When Davin was little, it sometimes pained me to look at other “typical” kids his age.  My heart hurt to see where he “should” be at a certain age.  I mourned the life that Davin would not have….the life I thought he should have.

God has done great things in my heart since then.  I have PROUDLY watched my son participate in bowling for the Special Olympics (and by participating, I really mean making sure that everyone was watching him), I have dropped him off at a dinner dance as my heart soared looking at my handsome boy in his shirt and tie and experiencing what his siblings have experienced.  Just last year, I dropped Davin off at camp for five whole days and nights and wondered how in the world someone else would take care of his needs.  They did and he survived and more surprisingly, I survived.  (The camp staff wasn’t so sure I would make it.) 

I can now celebrate Davin’s differences.  Or maybe I don’t celebrate the differences, I just celebrate Davin.  I love who he is.  I love what he teaches me every day.  I love his perseverance and the way he can convince most anyone to help with him do things even without speaking a word.  I love the way he adores his siblings and they adore him.  I love the impact he has had on the lives of those around us.  I just love him. He happens to have cerebral palsy.  That is all.  Nothing more and nothing less.  

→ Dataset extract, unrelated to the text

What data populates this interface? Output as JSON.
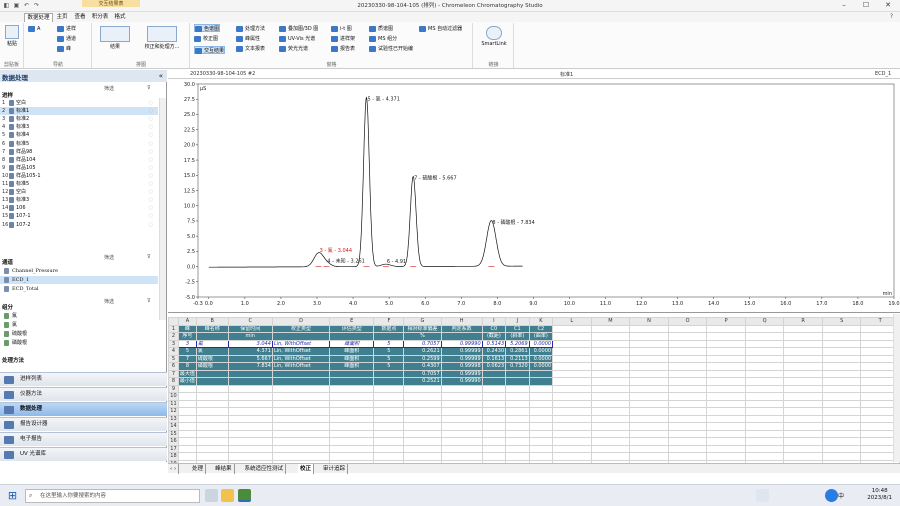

My perception of “perfect” has changed so much since 1992.  I am thankful and I am blessed to be Davin’s Mom.  It has been one of the greatest joys of my life.


I have always loved watching my kids do things.  If they were playing on a team or sitting on a bench on a team, I was there and I was watching them.  I love it.  I always said I like watching a Hester play anything. 

Davin is now practicing track and field for his special olympics team.  Yesterday was our first day to the track.  Every single time Davin was pushed for a race, my heart swelled.  Just swelled.  I KNOW that he is being pushed, so he is not actually doing any of the work to run in the race, but I see his face.  He is proud.  He is excited.  And tears well up in my eyes every single time.  Love it.